Our focus will be on field theories that naturally emerge from lattice models: these are therefore effective theories, that come naturally with a lattice-scale cutoff; as such, they are regulated QFTs. Using these tools, we will cover some of the basic ideas upon which our picture of a variety of complex and strongly interacting quantum systems is built. Our approach will be to solve canonical "model systems"; thanks to the powerful ideas of renormalization, these models distill the essential properties of particular phases of matter, and yet are simple enough to understand (quasi-) analytically.

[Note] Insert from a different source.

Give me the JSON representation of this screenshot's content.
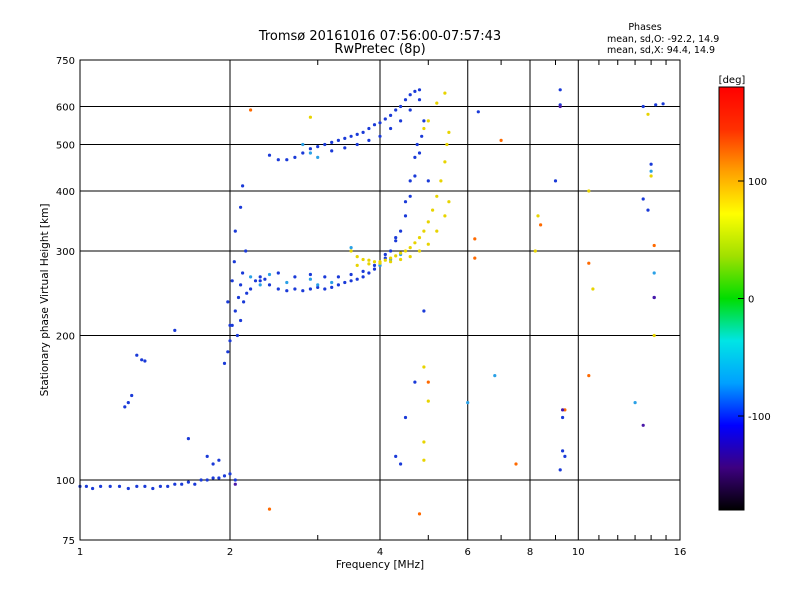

The specific topics to be covered will vary depending on the composition of the class and student interest, but a tentative list includes: quantum-classical correspondence; quantum phase transitions; dualities; lattice gauge theories and deconfinement; instanton effects in quantum theories; spontaneous symmetry breaking; the Bose-Hubbard model and superfluid-insulator transitions; the large-N approximation; 1+1D systems, with a particular focus on the Kosterlitz-Thouless phase transition; characterizing quantum phases through entanglement; the basic physics of the fractional quantum Hall effect and topological order.

Prerequisites:

The prior two courses in this sequence are useful, but not essential, preparation; their primary utility is to familiarize you with working on-lattice. Familiarity with field theory, while not required, is also a bonus - particularly, an acquaintance with the language of second quantization will be rather useful. I will expect familiarity with quantum mechanics and statistical mechanics at the level of our own first-year courses.

Textbook(s):

There is no single textbook that covers the material in this course; I will suggest various references as the quarter progresses, but here is a list of potentially useful books and monographs.

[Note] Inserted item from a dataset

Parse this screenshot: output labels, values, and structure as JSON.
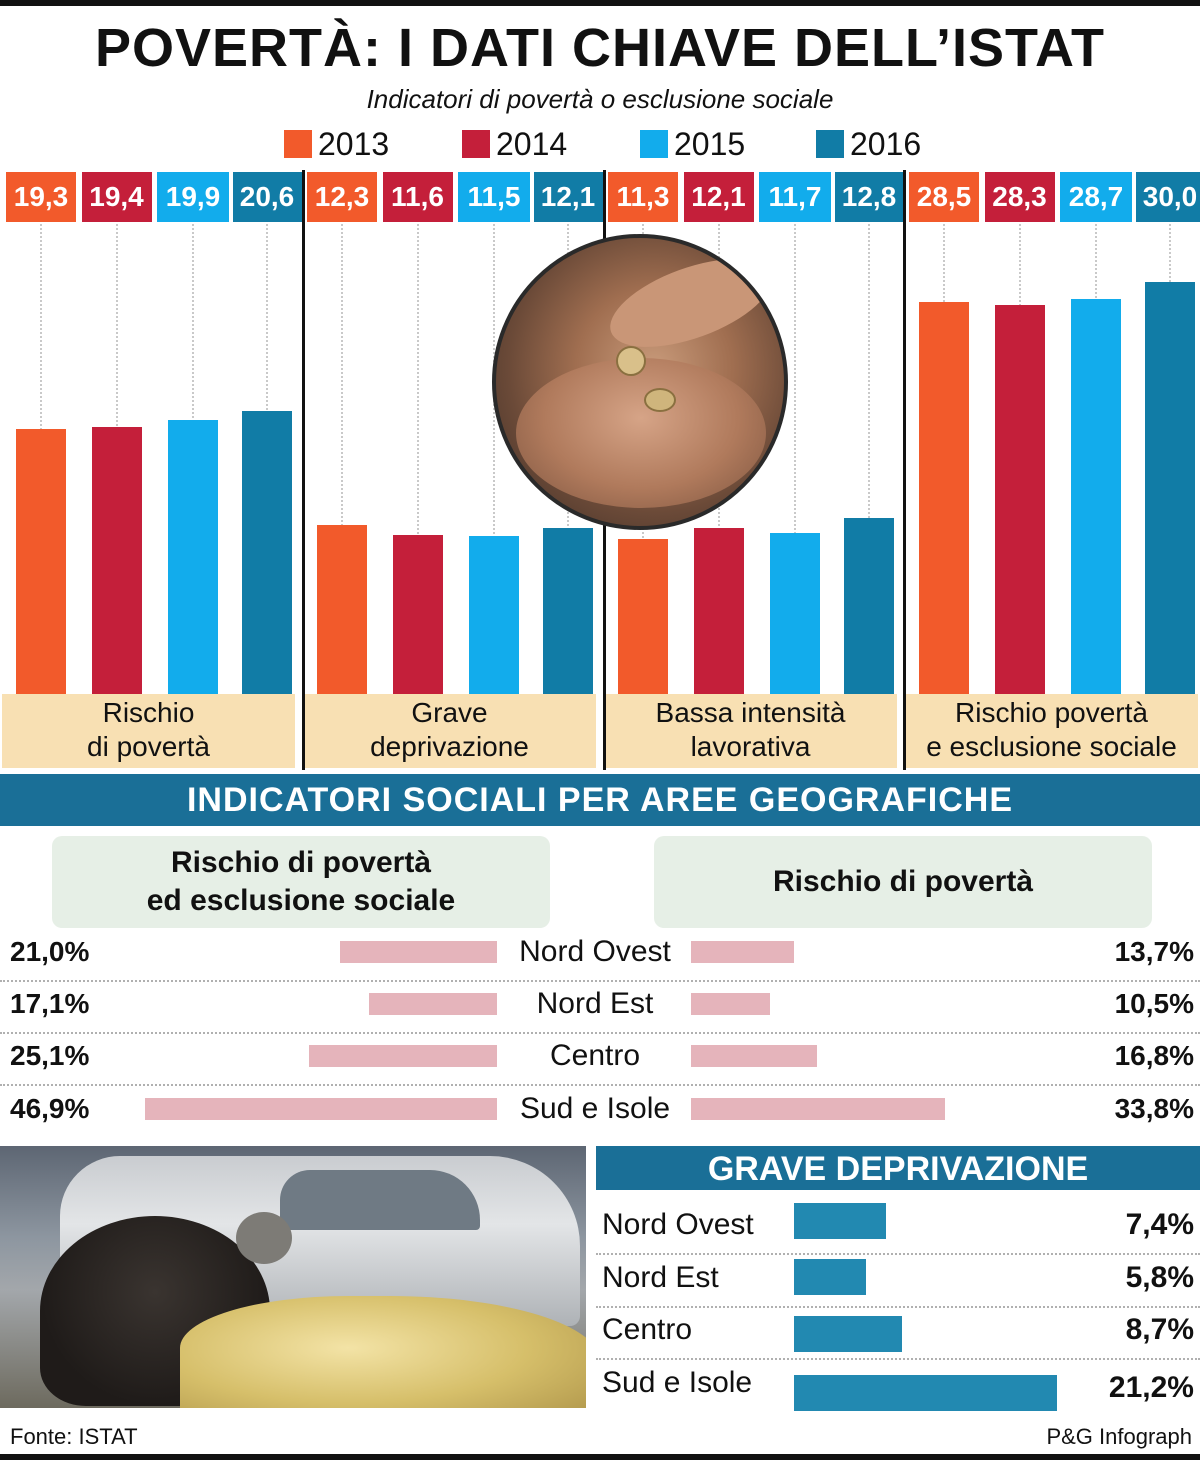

• Quantum Phase Transitions, Subir Sachdev, 2nd Ed, Cambridge University Press.
• Gauge Fields and Strings, Alexander Polyakov, Harwood Academic Publishers.
• Quantum Field Theory of Many-Body Systems, Xiao-Gang Wen, Oxford University Press.
• Field Theories of Condensed Matter Physics, Eduardo Fradkin, 2nd Ed, Cambridge University Press.
• Scaling and Renormalization in Statistical Physics, John Cardy, Cambridge University Press.
• Condensed Matter Field Theory, 2nd Ed, Alexander Altland and Ben Simons, Cambridge University Press.
• Statistical Physics of Fields, Mehran Kardar, Cambridge University Press.

In addition, I may post or suggest advanced reading from other books or journal articles.

Lecture Notes and Course Outline:

While I will link to lecture notes, I suggest that you take notes in class - particularly as this is an advanced course, I hope there will be a fair amount of discussion in 'real time' that you might like to have a record of.

Here is the full set of lectures (PDF link, frequently updated file).

Problem Sets:

There will be 4-5 problem sets posted intermittently through the quarter.

1. Problem Set 1, due Thursday, April 23, 2015.
2. Problem Set 2, due Thursday, May 7, 2015.
3. Problem Set 3, due Thursday, May 21, 2015.
4. Problem Set 4, due Thursday, June 4, 2015.
5. Problem Set 5, due Thursday, June 11, 2015.

Solutions in PDF form available on request - please email me directly if you require these.

Grading:

Your grade will be based on the problem sets (80%) and class participation (20%). (Note that this represents a change from the original grading scheme, based on a unanimous vote taken in class to drop the final project in favor of more homeworks.)